Single-cell genomics data processing

Both scRNA-seq and ADT-seq data were corrected using SoupX38 to remove free-floating and background RNAs and ADTs. To correct ADT counts, SoupX 1.5.2 parameters soupQuantile and tfidfMin parameters were set to 0.25 and 0.2, respectively, and lowered by decrements of 0.05 until the contamination fraction was calculated using the autoEstCont function. SoupX on RNA data was performed using default settings. To confidently annotate SARS-CoV-2-infected cells, we used SoupX-corrected viral RNA counts to remove false positives due to freely floating SARS-CoV-2 virions.
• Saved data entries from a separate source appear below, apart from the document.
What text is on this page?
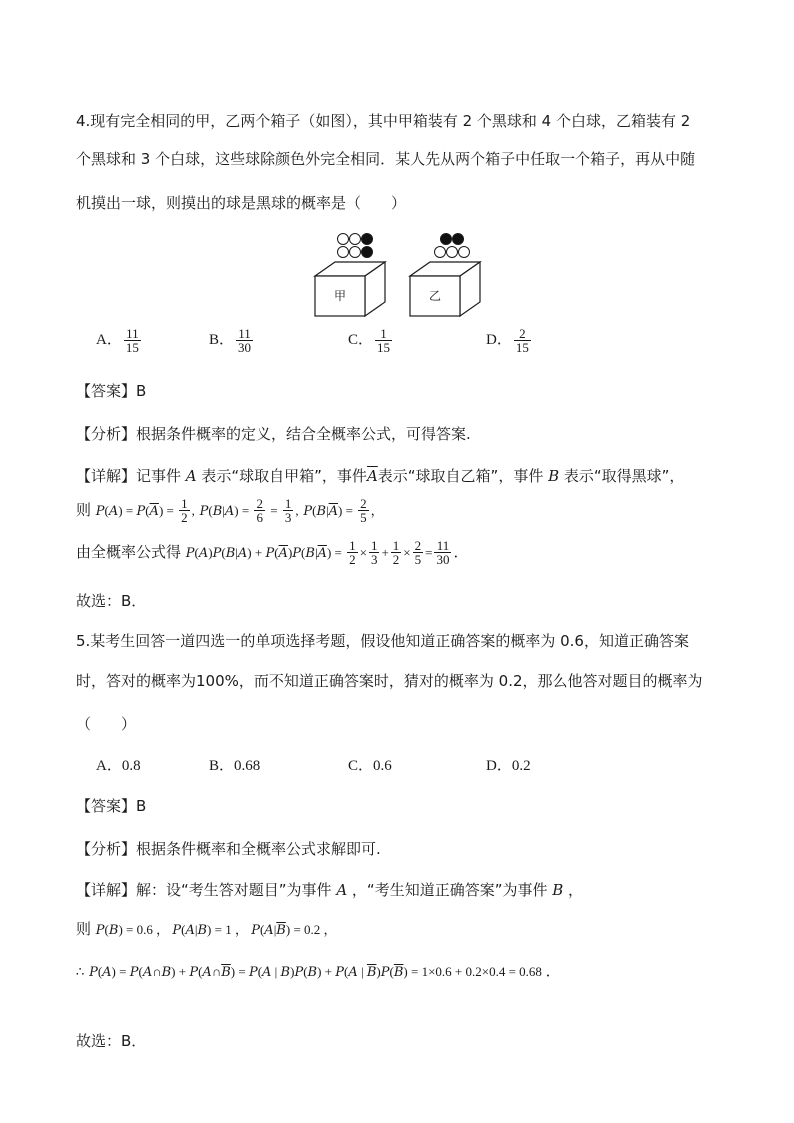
4.现有完全相同的甲，乙两个箱子（如图），其中甲箱装有 2 个黑球和 4 个白球，乙箱装有 2
个黑球和 3 个白球，这些球除颜色外完全相同．某人先从两个箱子中任取一个箱子，再从中随
机摸出一球，则摸出的球是黑球的概率是（　　）
甲	乙
A． $\frac{11}{15}$	B． $\frac{11}{30}$	C． $\frac{1}{15}$	D． $\frac{2}{15}$
【答案】B
【分析】根据条件概率的定义，结合全概率公式，可得答案.
【详解】记事件 A 表示“球取自甲箱”，事件$\overline{A}$表示“球取自乙箱”，事件 B 表示“取得黑球”，
则 $P(A) = P(\overline{A}) = \frac{1}{2}$ , $P(B|A) = \frac{2}{6} = \frac{1}{3}$ , $P(B|\overline{A}) = \frac{2}{5}$ ，
由全概率公式得 $P(A)P(B|A) + P(\overline{A})P(B|\overline{A}) = \frac{1}{2} \times \frac{1}{3} + \frac{1}{2} \times \frac{2}{5} = \frac{11}{30}$ ．
故选：B．
5.某考生回答一道四选一的单项选择考题，假设他知道正确答案的概率为 0.6，知道正确答案
时，答对的概率为100%，而不知道正确答案时，猜对的概率为 0.2，那么他答对题目的概率为
（　　）
A．0.8	B．0.68	C．0.6	D．0.2
【答案】B
【分析】根据条件概率和全概率公式求解即可.
【详解】解：设“考生答对题目”为事件 A ，“考生知道正确答案”为事件 B ，
则 P(B) = 0.6 ， P(A|B) = 1 ， $P(A|\overline{B}) = 0.2$ ，
∴ P(A) = P(A∩B) + $P(A\cap\overline{B}) = P(A$ | B)P(B) + P(A | $\overline{B})P(\overline{B}) = 1\times 0.6 + 0.2\times 0.4 = 0.68$ ．
故选：B．
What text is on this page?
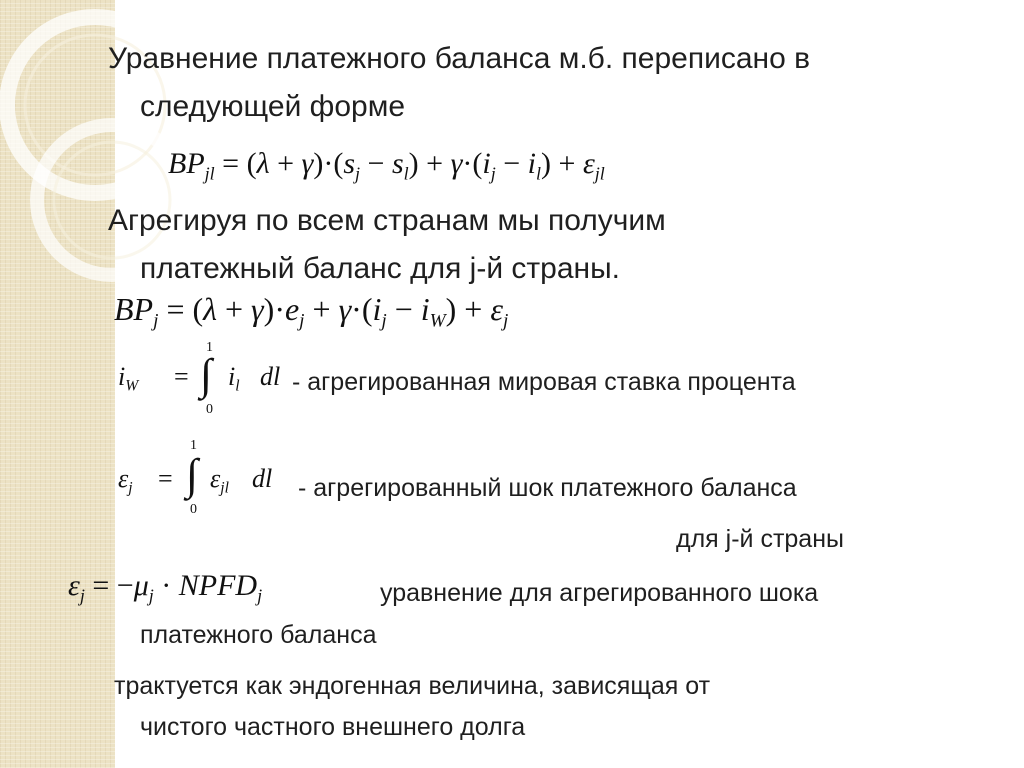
Уравнение платежного баланса м.б. переписано в
следующей форме
$BP_{jl} = (\lambda + \gamma)\cdot(s_j - s_l) + \gamma\cdot(i_j - i_l) + \varepsilon_{jl}$
Агрегируя по всем странам мы получим
платежный баланс для j-й страны.
$BP_j = (\lambda + \gamma)\cdot e_j + \gamma\cdot(i_j - i_W) + \varepsilon_j$
$i_W$ =
1
∫
0
$i_l$ dl - агрегированная мировая ставка процента
$\varepsilon_j$ =
1
∫
0
$\varepsilon_{jl}$ dl - агрегированный шок платежного баланса
для j-й страны
$\varepsilon_j = -\mu_j$ · $NPFD_j$	уравнение для агрегированного шока
платежного баланса
трактуется как эндогенная величина, зависящая от
чистого частного внешнего долга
However, when quantifying the amount of reads per cell in Fig. 2h and their distribution over the viral genome in Fig. 2f, we used the raw counts and sequencing data. To profile the distribution of viral reads, we removed PCR duplicates from the aligned BAM files that STARSolo produced with MarkDuplicates in picard (https://broadinstitute.github.io/picard/) and tallied the location within the SARS-CoV-2 genome using the start of each sequencing read. Aligned scRNA-seq data were imported from the filtered_feature_bc_matrix folder into Seurat (v.4.1.0) for processing, keeping only cells with at least 200 RNA features detected. Nasopharyngeal cells and PBMCs with more than 50% and 10% of the counts coming from mitochondrial genes, respectively, were excluded. SoupX-corrected gene expression and ADT counts were normalized by dividing it by the total counts per cell and multiplying by 10 000, followed by adding one and a natural-log transformation (log(1p)).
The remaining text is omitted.